Beauty and Business
Commerce, Gender, and Culture in Modern America
Edited by Philip Scranton
Routledge – 2001 – 288 pages
Leading historians explore how our ideas of what is attractive are influenced by a broad range of social and economic factors. They force us to reckon with the ways that beauty has been made, bought and sold in modern America.

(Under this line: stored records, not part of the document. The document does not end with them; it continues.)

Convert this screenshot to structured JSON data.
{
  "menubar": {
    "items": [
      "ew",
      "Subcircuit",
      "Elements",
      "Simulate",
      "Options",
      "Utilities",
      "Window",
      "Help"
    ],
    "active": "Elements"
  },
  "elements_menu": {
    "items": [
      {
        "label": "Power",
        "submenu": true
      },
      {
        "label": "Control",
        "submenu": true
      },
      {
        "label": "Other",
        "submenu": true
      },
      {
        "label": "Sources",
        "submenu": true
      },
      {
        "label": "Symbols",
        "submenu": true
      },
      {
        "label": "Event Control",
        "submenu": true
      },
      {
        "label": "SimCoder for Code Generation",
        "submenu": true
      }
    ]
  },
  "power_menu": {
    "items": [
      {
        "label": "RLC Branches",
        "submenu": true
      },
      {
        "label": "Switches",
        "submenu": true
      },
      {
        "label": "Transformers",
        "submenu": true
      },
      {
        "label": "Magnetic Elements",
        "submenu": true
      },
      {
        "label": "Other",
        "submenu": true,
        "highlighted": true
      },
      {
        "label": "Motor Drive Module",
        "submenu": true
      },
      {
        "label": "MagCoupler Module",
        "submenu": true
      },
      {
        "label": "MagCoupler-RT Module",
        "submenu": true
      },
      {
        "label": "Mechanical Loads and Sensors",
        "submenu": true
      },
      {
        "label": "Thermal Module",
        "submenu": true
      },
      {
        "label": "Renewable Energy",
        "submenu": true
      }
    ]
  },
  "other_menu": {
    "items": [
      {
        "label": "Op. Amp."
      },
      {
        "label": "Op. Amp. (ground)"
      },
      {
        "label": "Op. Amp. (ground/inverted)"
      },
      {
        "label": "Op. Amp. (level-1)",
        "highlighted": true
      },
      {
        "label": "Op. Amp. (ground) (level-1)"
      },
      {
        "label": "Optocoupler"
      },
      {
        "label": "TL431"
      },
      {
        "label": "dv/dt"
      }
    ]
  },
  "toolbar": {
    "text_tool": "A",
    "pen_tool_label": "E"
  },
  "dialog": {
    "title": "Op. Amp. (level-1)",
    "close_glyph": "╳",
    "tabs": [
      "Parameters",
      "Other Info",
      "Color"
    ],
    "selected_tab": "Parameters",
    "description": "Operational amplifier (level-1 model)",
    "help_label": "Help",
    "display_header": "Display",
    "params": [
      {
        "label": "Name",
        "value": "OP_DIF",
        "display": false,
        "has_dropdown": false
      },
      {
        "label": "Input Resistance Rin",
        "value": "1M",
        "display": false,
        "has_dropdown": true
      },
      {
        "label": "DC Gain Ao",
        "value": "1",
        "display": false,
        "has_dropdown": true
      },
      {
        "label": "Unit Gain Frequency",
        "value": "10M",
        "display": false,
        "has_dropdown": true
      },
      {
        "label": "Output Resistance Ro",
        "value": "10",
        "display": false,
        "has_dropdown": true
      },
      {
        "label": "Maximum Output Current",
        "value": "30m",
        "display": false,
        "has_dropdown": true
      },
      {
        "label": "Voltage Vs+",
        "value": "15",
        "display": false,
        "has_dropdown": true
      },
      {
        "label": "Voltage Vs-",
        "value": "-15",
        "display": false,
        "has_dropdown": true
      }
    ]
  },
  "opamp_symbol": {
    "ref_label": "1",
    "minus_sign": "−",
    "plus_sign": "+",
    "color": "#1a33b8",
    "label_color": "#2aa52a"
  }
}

"Recommended for business historians and upper-division academic libraries with women's studies programs." -- Bellinda Wise, Nassau Community Coll. Lib., Garden City, NY
"Recommended for business historians and upper-division academic libraries with women's studies programs." -- Library Journal
"This pioneering collection weaves beauty into a capacious commercial net that stretches from the late 19th to the mid 20th century. Expansive in scope but sharply focused to capture the interplay between beauty and business, the volume casts an illuminating light on the individuals, groups and businesses involved in the transformation of modern cultures of consumption. With this volume, a new business history has arrived." -- Mary A. Yeager, UCLA
"Eschewing simplistic narratives of corporate victimization in favor of subtlety and complexity, these essays emphasize the role of consumers and small-scale entrepreneurs -- many of them women -- in shaping America's beauty industry…required reading for anyone interested in the histories of gender, culture, and business." -- Wendy Gambler, author of The Female Economy: The Millinery and Dressmaking Trades
"These essays from a conference a the Hagley Museum and Library…attest to the growth of women in business and the welcome incursion of social and gender history into traditional business history…The mix is both interesting and potentially widely useful, not only for the study of business or women in business, but for a variety of other academic pursuits. It is a welcome addition to a growing body of literature." -- Choice
Philip Scranton is the Governor's Board Professor at Rutgers, editor of the journal Enterprise and Society, and director of research at the Hagley Center. He is author of several books, including Endless Novelty: Specialty Production and American Industrialization (1997).